The Lynch Amendment specifically provided that these restricted owners, which are defined as swap dealers, security-based swap dealers, major swap participants and major security-based swap participants, cannot own more than a 20 percent voting stake in derivatives-clearing organization, a swap-execution facility, or a board of trade. Further, the rules of the clearing organization, swap-execution facility and board of trade must provide that a majority of the directors cannot be associated with a restricted owner.
The Lynch Amendment was not in the final legislation. Instead, in provisions some at the roundtable called Lynch Lite, Sections 726 and 765, the CFTC and SEC must adopt rules on conflicts of interest. Specifically, for example, the SEC may include numerical limits on the control of clearing agencies and security-based swap execution facilities. In addition, in a colloquy with Rep. Lynch, House Financial Services Chair Barney Frank agreed that Sections 726 and 765 of the Dodd-Frank Act require the SEC and CFTC to adopt rules eliminating the conflicts of interest arising from the control of clearing and trading facilities by entities such as swap dealers, security-based swap dealers, and major swap and security-based swap participants. SEC and CFTC adoption of strong conflict of interest rules on control and governance of clearing and trading facilities is mandatory. (Cong. Record, June 30, 2010, H5217).
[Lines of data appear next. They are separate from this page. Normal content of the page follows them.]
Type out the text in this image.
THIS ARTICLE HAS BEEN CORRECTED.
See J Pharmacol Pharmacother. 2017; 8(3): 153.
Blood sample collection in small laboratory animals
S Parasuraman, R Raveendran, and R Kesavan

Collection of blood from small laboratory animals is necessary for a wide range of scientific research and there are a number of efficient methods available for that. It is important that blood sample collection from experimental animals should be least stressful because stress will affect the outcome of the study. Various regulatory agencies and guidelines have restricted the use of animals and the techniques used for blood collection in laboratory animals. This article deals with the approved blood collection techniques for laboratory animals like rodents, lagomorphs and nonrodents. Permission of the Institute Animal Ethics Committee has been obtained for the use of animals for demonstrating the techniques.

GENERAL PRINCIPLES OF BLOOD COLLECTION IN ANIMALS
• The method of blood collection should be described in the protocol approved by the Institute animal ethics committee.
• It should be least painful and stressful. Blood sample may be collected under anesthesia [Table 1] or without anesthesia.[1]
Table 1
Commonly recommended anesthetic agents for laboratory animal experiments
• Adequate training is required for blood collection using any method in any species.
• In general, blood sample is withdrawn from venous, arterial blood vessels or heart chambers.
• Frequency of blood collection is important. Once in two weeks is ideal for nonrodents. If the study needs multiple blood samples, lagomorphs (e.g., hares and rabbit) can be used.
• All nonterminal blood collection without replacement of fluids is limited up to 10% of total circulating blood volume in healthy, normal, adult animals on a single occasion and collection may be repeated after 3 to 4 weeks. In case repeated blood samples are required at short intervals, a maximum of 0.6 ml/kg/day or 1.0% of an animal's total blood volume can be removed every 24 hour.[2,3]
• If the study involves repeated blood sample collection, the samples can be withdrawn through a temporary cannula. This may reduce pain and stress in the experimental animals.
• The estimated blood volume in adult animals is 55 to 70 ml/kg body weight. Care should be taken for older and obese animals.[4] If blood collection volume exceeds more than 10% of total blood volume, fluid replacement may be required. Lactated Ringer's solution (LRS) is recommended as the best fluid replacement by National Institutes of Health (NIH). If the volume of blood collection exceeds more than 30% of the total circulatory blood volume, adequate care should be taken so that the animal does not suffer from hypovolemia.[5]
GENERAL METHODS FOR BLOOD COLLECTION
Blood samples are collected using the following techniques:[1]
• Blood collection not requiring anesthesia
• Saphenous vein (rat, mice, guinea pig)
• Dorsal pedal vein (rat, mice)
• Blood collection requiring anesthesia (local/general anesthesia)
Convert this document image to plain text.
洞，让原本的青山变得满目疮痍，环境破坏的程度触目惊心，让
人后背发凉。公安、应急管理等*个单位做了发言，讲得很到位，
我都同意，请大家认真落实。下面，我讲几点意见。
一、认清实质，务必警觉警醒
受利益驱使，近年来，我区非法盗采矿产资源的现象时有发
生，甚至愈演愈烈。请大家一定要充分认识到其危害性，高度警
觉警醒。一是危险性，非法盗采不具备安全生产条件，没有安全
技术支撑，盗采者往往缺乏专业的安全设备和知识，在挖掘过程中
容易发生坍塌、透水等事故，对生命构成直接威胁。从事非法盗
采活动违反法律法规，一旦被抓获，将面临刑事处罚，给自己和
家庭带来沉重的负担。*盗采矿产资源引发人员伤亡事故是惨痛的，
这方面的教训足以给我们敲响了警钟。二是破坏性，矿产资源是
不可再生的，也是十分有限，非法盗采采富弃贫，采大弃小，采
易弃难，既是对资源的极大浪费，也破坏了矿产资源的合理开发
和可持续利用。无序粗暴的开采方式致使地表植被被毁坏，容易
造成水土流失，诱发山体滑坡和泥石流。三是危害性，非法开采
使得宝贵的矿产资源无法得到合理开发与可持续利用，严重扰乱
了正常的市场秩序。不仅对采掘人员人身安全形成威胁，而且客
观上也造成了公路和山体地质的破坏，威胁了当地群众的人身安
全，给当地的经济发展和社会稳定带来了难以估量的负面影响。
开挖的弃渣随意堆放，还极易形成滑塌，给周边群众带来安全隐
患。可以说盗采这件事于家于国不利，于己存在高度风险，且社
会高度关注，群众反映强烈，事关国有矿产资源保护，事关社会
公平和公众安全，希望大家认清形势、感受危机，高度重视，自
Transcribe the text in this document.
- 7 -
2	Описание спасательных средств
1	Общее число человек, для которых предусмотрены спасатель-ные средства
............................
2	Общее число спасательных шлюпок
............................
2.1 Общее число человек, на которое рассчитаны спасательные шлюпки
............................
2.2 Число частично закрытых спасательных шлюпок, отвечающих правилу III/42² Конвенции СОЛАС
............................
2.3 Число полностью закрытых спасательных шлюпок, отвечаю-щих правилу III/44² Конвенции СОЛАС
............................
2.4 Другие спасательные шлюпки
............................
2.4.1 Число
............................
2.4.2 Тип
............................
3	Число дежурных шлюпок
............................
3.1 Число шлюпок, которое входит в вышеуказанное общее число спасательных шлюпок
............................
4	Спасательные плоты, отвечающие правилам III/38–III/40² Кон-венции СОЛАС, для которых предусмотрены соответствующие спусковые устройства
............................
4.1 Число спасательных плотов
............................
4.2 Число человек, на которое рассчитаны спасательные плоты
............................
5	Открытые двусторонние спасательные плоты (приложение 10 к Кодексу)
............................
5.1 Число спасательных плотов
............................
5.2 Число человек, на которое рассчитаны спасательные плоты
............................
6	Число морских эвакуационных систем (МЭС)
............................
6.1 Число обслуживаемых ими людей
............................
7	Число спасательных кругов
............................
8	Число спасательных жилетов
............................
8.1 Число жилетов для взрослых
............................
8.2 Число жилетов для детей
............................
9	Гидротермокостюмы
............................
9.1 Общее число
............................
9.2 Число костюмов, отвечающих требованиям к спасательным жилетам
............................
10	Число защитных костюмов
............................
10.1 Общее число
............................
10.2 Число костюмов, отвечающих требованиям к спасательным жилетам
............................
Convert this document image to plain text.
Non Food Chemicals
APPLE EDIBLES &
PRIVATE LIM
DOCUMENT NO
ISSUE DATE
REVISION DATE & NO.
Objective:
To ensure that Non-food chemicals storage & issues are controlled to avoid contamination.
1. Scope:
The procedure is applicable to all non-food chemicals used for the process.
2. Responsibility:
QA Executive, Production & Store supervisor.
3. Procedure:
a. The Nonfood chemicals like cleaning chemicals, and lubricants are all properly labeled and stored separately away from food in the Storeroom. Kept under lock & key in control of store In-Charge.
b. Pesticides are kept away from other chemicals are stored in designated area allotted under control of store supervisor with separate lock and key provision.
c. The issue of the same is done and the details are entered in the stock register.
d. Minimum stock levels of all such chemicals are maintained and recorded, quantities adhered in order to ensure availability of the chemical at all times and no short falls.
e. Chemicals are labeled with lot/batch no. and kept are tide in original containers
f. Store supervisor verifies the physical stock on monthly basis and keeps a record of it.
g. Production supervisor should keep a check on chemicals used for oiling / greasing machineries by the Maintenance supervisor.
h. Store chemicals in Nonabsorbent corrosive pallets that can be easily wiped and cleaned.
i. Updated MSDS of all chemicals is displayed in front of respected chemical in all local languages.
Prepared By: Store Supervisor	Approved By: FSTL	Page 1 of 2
At the recent SEC-CFTC roundtable, CFTC staffers asked if an ownership cap like the Lynch Amendment would mitigate the actual or potential conflicts of interest. Hal Scott of Harvard Law School and Director of the Committee on Capital Market Regulation, noted that the committee has opposed ownership restrictions based on its reasoning that they are counterproductive in getting needed capital liquidity into the clearinghouses which, he believes, should be the central focus in terms of systemic risk. In his view, the potential conflicts should be generally handled by board governance rules and not by ownership restrictions.
But Michael Greenberger, former CFTC Director of Trading and Markets, supports ownership restrictions. In his view, the reason the Lynch Amendment, put a 20 percent cap on ownership was a concern that then existing clearinghouses were setting their requirements for membership unreasonably high, in a discriminatory manner. If they set their membership so high, he reasoned, they are going to sift away the strongest members of the swaps market and the other clearing facilities are going to be left with everyone else. This is not open and fair access, said the former CFTC official, and it will create systemic risk in the other clearing facilities that have to take the leftovers from these clearing organizations. He pointed out that the Lynch Light provisions are extraordinarily broad. They empower the SEC and CFTC to mandate ownership restrictions in. Jason Kastner, Vice Chair of the Swaps and Derivatives Association said that SDMA strongly supports the Lynch Light provision such that no economically incentivized, monopolistic power can control and restrict access.
Roger Liddel, CEO, LCH ClearNet Group, said that, with established organizations, the concept of some combination of ownership limits and voting caps makes sense. But Lynn Martin, CEO, NYSE Euronext, said that the exchange opposes specific ownership limitations. The exchange thinks that a more effective manner in controlling conflicts of interest is around good governance structure at the board level. Thus, the exchange believes that a more balanced board structure, a more balanced governance structure, is the proper way to handle or potentially mitigate conflicts of interest
Heather Slavkin of the AFL-CIO said that people who support governance as opposed
to real caps on ownership are arguing in favor of the status quo. In her view, the Lynch Amendment that was passed in the House legislation and the Lynch Light version that
was passed by the entire Congress signaled a congressional intent to create real change in recognition of the fact that the current system is broken.